Much has been made about Chatwood’s top-tier spin rate, even before the inked up the former Rockies starter to a unique deal this past winter. And while it’s true that the righty has some of the most impressive spin in MLB, I found that Chatwood’s pitch RPM’s don’t correlate to whiffs or run prevention.
Perhaps his spin rate doesn’t translate to optimal movement because he throws from more of a three-quarters slot rather than coming over the top. As Eno Sarris pointed out in FanGraphs immediately after the Cubs signed Chatwood, the pitcher might better capitalize on that spin rate by reverting back to his pre-2016 days when he was throwing more over the top.
Though it’s still very early, data from Chatwood’s first start shows that he is indeed doing just that. Look first at the horizontal movement graph below. The 2018 data points are higher, meaning he’s letting go of pitches closer to his body and less towards the third-base side. There is not a statistically significant difference in release points for his curveball, but there were some curves that were released closer to his body. Over time, perhaps this will continue to trend more in line with his other pitches.
Chatwood’s vertical release point, on the other hand — that’s a figure of speech, of course, since he’s still throwing with his right hand — is actually lower. The curve is lower as well, though the difference is not as dramatic as with the other pitches. Despite the “lower” release point, he’s nevertheless coming over the ball more, as illustrated by the horizontal release point graph above.
Chatwood only threw five curves against the Reds in that debut start, but he was able to generate about 45 percent more movement on it than last season.
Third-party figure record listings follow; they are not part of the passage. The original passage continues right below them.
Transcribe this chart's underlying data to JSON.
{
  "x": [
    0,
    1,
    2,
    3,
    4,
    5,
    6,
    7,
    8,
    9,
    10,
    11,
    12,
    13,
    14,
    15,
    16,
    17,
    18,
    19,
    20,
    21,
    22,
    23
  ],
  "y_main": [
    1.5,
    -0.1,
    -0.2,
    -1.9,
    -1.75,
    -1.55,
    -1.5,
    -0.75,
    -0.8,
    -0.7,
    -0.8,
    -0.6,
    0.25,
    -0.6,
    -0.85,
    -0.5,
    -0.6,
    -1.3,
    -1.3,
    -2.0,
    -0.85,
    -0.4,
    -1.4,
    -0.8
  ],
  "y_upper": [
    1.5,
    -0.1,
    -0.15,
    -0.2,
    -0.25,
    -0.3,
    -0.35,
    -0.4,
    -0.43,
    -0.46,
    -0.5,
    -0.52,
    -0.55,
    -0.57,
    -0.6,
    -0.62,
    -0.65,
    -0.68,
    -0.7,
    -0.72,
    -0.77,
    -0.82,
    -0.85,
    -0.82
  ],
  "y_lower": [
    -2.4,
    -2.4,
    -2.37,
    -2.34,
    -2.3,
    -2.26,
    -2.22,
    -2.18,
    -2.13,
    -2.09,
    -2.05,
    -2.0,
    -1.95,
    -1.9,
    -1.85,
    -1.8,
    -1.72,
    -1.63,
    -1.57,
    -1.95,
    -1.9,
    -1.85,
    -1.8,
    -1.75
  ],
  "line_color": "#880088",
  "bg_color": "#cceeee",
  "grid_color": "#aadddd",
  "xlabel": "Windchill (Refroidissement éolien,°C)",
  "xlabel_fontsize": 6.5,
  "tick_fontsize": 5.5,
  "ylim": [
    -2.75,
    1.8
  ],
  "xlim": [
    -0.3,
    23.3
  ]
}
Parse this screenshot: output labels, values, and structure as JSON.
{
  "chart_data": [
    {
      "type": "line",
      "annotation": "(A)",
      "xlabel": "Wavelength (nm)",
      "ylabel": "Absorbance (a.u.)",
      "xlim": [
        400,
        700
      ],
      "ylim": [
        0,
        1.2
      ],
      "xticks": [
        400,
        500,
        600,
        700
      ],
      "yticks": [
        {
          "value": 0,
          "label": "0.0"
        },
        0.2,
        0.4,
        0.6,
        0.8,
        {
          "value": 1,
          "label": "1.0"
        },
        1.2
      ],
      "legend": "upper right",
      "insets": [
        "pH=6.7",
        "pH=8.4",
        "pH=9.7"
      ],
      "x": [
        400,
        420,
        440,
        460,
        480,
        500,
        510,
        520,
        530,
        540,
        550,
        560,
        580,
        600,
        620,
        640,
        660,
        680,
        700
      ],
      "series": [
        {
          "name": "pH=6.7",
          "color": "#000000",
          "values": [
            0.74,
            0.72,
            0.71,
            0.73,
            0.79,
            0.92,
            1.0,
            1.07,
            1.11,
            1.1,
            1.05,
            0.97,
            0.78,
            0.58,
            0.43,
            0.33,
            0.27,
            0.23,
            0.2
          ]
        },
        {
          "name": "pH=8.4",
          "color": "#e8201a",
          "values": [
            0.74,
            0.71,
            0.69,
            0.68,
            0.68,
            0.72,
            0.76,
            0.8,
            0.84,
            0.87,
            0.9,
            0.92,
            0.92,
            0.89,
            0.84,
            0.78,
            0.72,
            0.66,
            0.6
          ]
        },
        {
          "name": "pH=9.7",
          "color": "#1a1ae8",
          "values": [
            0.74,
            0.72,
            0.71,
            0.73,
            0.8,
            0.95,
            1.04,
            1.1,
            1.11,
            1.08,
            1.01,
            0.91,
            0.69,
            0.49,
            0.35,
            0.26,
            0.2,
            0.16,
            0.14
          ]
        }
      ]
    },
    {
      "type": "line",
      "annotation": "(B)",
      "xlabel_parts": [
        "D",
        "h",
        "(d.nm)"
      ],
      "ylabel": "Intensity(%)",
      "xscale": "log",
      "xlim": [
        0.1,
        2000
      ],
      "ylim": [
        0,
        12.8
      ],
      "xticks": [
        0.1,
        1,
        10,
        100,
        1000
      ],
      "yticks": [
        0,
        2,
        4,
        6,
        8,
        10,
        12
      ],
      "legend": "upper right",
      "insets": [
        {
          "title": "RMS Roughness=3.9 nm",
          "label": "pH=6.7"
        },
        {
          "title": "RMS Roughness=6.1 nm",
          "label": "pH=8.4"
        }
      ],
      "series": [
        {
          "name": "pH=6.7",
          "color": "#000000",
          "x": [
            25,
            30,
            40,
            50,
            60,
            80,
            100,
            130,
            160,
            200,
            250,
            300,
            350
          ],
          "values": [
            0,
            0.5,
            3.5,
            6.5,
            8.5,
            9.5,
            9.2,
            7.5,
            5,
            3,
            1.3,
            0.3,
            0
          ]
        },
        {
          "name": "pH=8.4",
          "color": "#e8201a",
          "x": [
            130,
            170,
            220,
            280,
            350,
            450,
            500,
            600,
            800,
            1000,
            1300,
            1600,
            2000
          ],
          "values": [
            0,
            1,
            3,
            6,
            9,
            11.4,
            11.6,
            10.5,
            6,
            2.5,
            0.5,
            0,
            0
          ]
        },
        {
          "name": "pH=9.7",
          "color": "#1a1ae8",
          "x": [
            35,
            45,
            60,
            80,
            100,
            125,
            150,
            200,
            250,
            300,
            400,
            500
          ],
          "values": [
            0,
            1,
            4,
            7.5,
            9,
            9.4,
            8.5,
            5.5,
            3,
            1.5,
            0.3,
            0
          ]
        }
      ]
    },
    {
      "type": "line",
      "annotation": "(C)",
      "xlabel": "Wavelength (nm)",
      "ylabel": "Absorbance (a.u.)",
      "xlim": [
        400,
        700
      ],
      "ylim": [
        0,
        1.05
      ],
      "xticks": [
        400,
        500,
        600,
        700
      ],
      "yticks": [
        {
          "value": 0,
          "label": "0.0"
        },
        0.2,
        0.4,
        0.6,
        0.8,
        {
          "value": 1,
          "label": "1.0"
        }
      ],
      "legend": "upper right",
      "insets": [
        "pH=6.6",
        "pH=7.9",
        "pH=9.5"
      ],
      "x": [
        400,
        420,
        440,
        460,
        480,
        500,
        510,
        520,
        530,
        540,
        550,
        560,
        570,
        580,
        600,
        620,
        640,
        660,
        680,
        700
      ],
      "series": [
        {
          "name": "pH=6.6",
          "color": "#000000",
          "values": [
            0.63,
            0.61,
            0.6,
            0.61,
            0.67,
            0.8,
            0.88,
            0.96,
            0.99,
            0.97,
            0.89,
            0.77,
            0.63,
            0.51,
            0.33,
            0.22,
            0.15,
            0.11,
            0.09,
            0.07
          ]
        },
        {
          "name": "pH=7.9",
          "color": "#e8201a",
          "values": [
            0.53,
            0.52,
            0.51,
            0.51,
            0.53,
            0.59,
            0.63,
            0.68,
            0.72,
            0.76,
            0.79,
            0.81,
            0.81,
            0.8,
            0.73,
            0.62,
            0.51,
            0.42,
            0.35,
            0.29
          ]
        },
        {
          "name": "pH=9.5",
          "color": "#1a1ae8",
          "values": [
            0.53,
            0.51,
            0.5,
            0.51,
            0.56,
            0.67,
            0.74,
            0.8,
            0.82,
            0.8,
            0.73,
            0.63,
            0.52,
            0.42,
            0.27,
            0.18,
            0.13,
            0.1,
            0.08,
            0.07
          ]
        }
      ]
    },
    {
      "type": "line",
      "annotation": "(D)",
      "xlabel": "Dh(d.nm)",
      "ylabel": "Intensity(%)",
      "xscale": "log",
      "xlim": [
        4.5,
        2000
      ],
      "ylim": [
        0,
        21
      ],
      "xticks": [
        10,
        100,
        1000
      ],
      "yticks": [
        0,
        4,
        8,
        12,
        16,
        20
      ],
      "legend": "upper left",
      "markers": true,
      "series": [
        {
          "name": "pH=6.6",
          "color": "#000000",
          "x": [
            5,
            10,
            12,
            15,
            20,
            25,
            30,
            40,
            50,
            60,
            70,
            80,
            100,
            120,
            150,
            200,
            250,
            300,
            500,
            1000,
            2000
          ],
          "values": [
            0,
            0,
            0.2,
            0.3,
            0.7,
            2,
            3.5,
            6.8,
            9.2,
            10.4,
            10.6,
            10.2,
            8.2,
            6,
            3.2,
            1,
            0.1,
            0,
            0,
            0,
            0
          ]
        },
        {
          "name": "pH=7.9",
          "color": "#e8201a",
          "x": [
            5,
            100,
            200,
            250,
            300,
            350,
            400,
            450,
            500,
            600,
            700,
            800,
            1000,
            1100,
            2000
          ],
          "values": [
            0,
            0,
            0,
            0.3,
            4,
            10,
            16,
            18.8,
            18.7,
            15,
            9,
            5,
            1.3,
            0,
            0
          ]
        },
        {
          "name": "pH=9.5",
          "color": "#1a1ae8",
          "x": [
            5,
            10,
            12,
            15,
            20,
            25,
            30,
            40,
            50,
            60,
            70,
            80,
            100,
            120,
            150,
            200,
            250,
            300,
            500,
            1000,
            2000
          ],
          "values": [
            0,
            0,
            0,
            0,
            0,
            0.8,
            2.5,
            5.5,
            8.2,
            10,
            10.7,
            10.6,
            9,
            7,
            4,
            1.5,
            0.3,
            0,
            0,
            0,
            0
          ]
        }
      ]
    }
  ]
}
A few of these curves were thrown more over-the-top, but not enough to say, “Hey, look, Chatwood is finally getting on top of the curve!” So we need to wait and see how the rest of his starts go. All of Chatwood’s other pitches — especially his sinker, which was tailing 33 percent more compared to last season — displayed dramatically different release points, though.
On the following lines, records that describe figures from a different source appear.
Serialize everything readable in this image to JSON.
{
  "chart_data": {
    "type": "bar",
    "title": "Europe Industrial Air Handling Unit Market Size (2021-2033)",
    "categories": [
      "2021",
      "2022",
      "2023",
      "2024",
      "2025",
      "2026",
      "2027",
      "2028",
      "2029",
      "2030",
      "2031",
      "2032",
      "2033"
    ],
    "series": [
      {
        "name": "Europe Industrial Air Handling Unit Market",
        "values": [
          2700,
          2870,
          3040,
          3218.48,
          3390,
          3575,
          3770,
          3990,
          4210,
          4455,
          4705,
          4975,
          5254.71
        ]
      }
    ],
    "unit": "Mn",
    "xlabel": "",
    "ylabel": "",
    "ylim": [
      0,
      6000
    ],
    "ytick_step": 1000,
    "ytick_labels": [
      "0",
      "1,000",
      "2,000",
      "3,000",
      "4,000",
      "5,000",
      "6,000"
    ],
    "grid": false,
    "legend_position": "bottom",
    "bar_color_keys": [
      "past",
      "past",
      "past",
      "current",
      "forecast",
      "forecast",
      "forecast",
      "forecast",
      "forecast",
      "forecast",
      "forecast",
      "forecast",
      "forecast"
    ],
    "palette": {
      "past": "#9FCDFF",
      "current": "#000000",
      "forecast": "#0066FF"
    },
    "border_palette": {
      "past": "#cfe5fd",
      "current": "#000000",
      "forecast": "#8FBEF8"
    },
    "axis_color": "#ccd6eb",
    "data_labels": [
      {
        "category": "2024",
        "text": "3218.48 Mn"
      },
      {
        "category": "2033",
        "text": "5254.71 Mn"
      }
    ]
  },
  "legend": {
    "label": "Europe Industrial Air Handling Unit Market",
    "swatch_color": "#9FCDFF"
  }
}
In conclusion, the data from Chatwood’s opening start shows differences in release point. His curve release point difference isn’t as severe as all other pitches, but it was spiking more. As you’ve no doubt been yelling at your screen the whole time, however, this all comes from just a single start and we need to be careful not to extrapolate too much.
Knowing what we do about the Cubs’ pursuit of Chatwood and their desire to unlock the potential of his elite spin rate, this is definitely something to monitor going forward.